The fire season has been relatively light so far in Northern Nevada, but the Burnside fire in Hope Valley last weekend is a reminder that fire danger remains high.
The Burnside fire broke out around 4:06 p.m. Sunday near Pickett's Junction on Highway 88.
The fire was fully contained on Thursday, with mop-up operations continuing on Friday.
The fire was human-caused, but a more precise cause remained under investigation, according to U.S. Forest Service spokeswoman Christie Kalkowski.
Although Forest Service officials didn't have exact figures for the number of wildfires and acres burned this summer, Forest Service spokeswoman Cheva Heck described Tahoe's fire season as "very light."
And that is fortunate, Heck said, because fire danger is severe. Forest fuels are in a hazardous state that is "unprecedented," just as the basin enters the driest time of the year, she said.
"We are currently at 'extreme' fire danger conditions, as you can see on our Smokey signs around the basin," Heck said. "Conditions are so severe that if we had a fire danger level higher than extreme, we'd be putting those signs up."
Northern Nevada's light fire season is in contrast to other parts of California, which have been hit this summer by hundreds of lightning-sparked blazes.
One small outbuilding was destroyed during the Burnside fire, and two injuries were reported: an injured back and a twisted knee resulting from rough terrain, according to the Sierra Front Interagency Dispatch Center.
An air tanker that had responded to the Burnside fire crashed, killing all three crew members, as it left the Reno-Stead airport and headed to another California fire Monday evening.
Businesses and homes threatened by the Burnside fire were evacuated Sunday evening, including Sorensen's Resort, Hope Valley Resort, Crystal Springs Campground, Kit Carson Campground and about 20 homes on Douglas Way.

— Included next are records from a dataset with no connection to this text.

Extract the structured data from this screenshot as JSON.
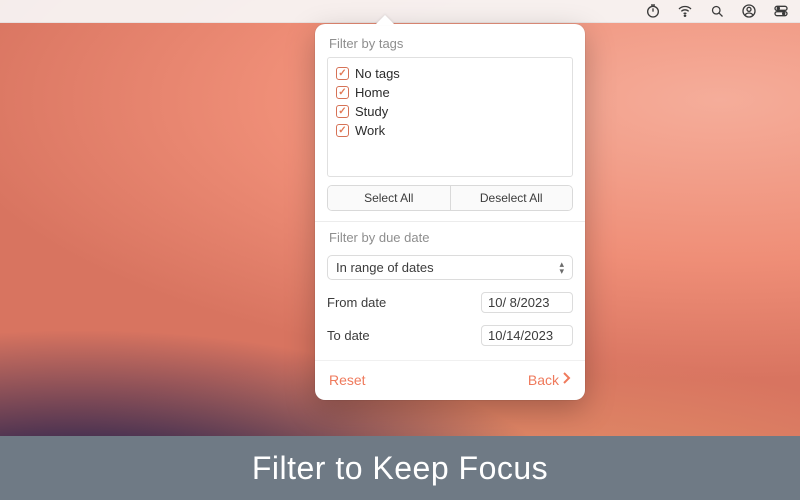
{
  "menubar": {
    "icons": [
      "timer-icon",
      "wifi-icon",
      "search-icon",
      "user-icon",
      "control-center-icon"
    ]
  },
  "popover": {
    "tags_section_label": "Filter by tags",
    "tags": [
      {
        "label": "No tags",
        "checked": true
      },
      {
        "label": "Home",
        "checked": true
      },
      {
        "label": "Study",
        "checked": true
      },
      {
        "label": "Work",
        "checked": true
      }
    ],
    "select_all_label": "Select All",
    "deselect_all_label": "Deselect All",
    "due_section_label": "Filter by due date",
    "range_select_value": "In range of dates",
    "from_label": "From date",
    "from_value": "10/  8/2023",
    "to_label": "To date",
    "to_value": "10/14/2023",
    "reset_label": "Reset",
    "back_label": "Back"
  },
  "caption": "Filter to Keep Focus",
  "colors": {
    "accent": "#ef7a5c"
  }
}
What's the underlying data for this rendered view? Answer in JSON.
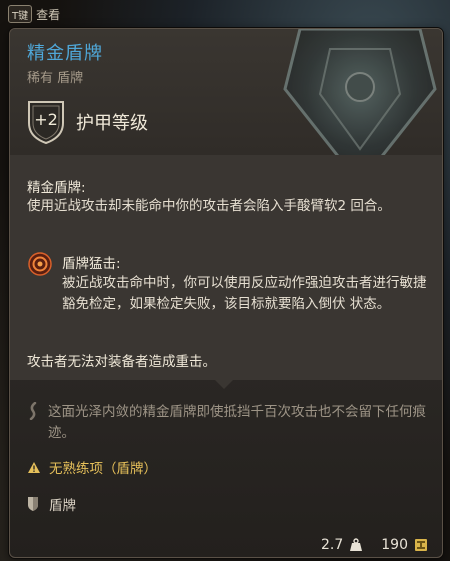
{
  "hint": {
    "key": "T键",
    "label": "查看"
  },
  "item": {
    "name": "精金盾牌",
    "subtitle": "稀有 盾牌",
    "armor_class_value": "+2",
    "armor_class_label": "护甲等级"
  },
  "ability": {
    "title": "精金盾牌:",
    "description": "使用近战攻击却未能命中你的攻击者会陷入手酸臂软2 回合。"
  },
  "sub_ability": {
    "title": "盾牌猛击:",
    "description": "被近战攻击命中时，你可以使用反应动作强迫攻击者进行敏捷豁免检定，如果检定失败，该目标就要陷入倒伏 状态。"
  },
  "note": "攻击者无法对装备者造成重击。",
  "flavor": "这面光泽内敛的精金盾牌即使抵挡千百次攻击也不会留下任何痕迹。",
  "proficiency_warning": "无熟练项（盾牌）",
  "item_type": "盾牌",
  "weight": "2.7",
  "price": "190",
  "colors": {
    "name": "#4fa7d8",
    "warning": "#e6c05a",
    "flavor": "#9d9486"
  }
}
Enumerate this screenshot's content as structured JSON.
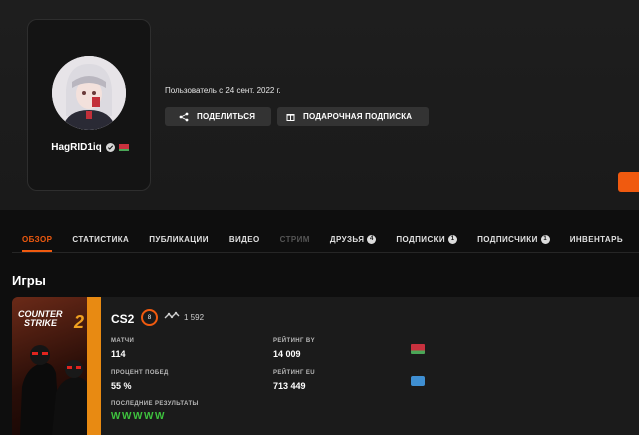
{
  "profile": {
    "username": "HagRID1iq",
    "since": "Пользователь с 24 сент. 2022 г.",
    "share_label": "ПОДЕЛИТЬСЯ",
    "gift_label": "ПОДАРОЧНАЯ ПОДПИСКА"
  },
  "tabs": [
    {
      "label": "ОБЗОР",
      "active": true
    },
    {
      "label": "СТАТИСТИКА"
    },
    {
      "label": "ПУБЛИКАЦИИ"
    },
    {
      "label": "ВИДЕО"
    },
    {
      "label": "СТРИМ",
      "disabled": true
    },
    {
      "label": "ДРУЗЬЯ",
      "count": "4"
    },
    {
      "label": "ПОДПИСКИ",
      "count": "1"
    },
    {
      "label": "ПОДПИСЧИКИ",
      "count": "1"
    },
    {
      "label": "ИНВЕНТАРЬ"
    }
  ],
  "games": {
    "title": "Игры",
    "cs2": {
      "name": "CS2",
      "level": "8",
      "elo": "1 592",
      "matches_label": "МАТЧИ",
      "matches": "114",
      "winrate_label": "ПРОЦЕНТ ПОБЕД",
      "winrate": "55 %",
      "rating_by_label": "РЕЙТИНГ BY",
      "rating_by": "14 009",
      "rating_eu_label": "РЕЙТИНГ EU",
      "rating_eu": "713 449",
      "recent_label": "ПОСЛЕДНИЕ РЕЗУЛЬТАТЫ",
      "recent": [
        "W",
        "W",
        "W",
        "W",
        "W"
      ],
      "cover_text_1": "COUNTER",
      "cover_text_2": "STRIKE",
      "cover_number": "2"
    }
  },
  "colors": {
    "accent": "#f05a0f",
    "win": "#3ec33e",
    "background": "#0e0e0e"
  }
}
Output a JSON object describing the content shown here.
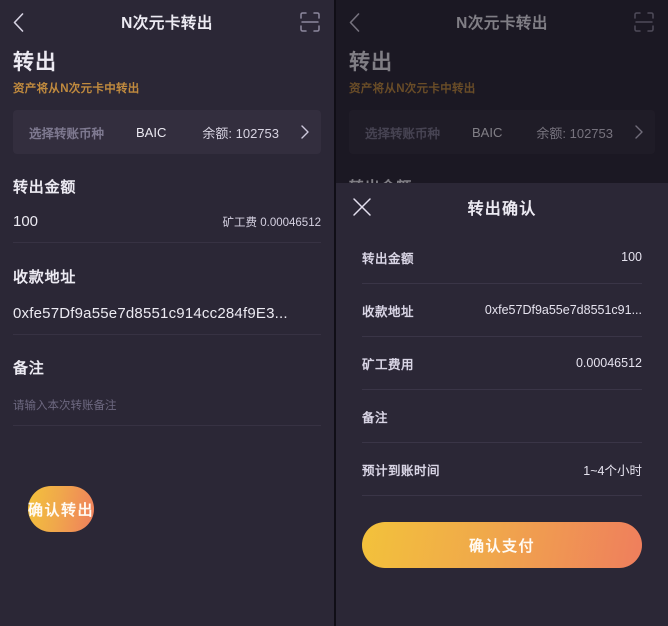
{
  "nav": {
    "back_icon": "chevron-left-icon",
    "title": "N次元卡转出",
    "scan_icon": "scan-qr-icon"
  },
  "hero": {
    "title": "转出",
    "subtitle": "资产将从N次元卡中转出"
  },
  "coin_selector": {
    "label": "选择转账币种",
    "symbol": "BAIC",
    "balance": "余额: 102753",
    "chevron_icon": "chevron-right-icon"
  },
  "form": {
    "amount": {
      "label": "转出金额",
      "value": "100",
      "fee_text": "矿工费 0.00046512"
    },
    "address": {
      "label": "收款地址",
      "value": "0xfe57Df9a55e7d8551c914cc284f9E3..."
    },
    "note": {
      "label": "备注",
      "placeholder": "请输入本次转账备注",
      "value": ""
    }
  },
  "cta": {
    "label": "确认转出"
  },
  "modal": {
    "close_icon": "close-x-icon",
    "title": "转出确认",
    "rows": [
      {
        "key": "转出金额",
        "value": "100"
      },
      {
        "key": "收款地址",
        "value": "0xfe57Df9a55e7d8551c91..."
      },
      {
        "key": "矿工费用",
        "value": "0.00046512"
      },
      {
        "key": "备注",
        "value": ""
      },
      {
        "key": "预计到账时间",
        "value": "1~4个小时"
      }
    ],
    "cta": {
      "label": "确认支付"
    }
  },
  "colors": {
    "background": "#2b2736",
    "surface": "#332e3e",
    "accent_orange": "#c08a3e",
    "gradient_start": "#f3c23b",
    "gradient_end": "#ef7e5d",
    "text_primary": "#eceaf2",
    "text_muted": "#7e7990",
    "divider": "#373243"
  }
}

Evacuees were allowed to return the next day.
The Burnside fire didn't caused the closure of any major highway. Forest Service 019 Road to Burnside Lake and Pickett Peak were closed for the duration of the fire and will be re-evaluated after Monday.
Heck reminded the public that the Forest Service's fire restrictions remain in place, noting that illegal campfires have been an ongoing problem.
"Our officers have a zero-tolerance policy for these violations," Heck said.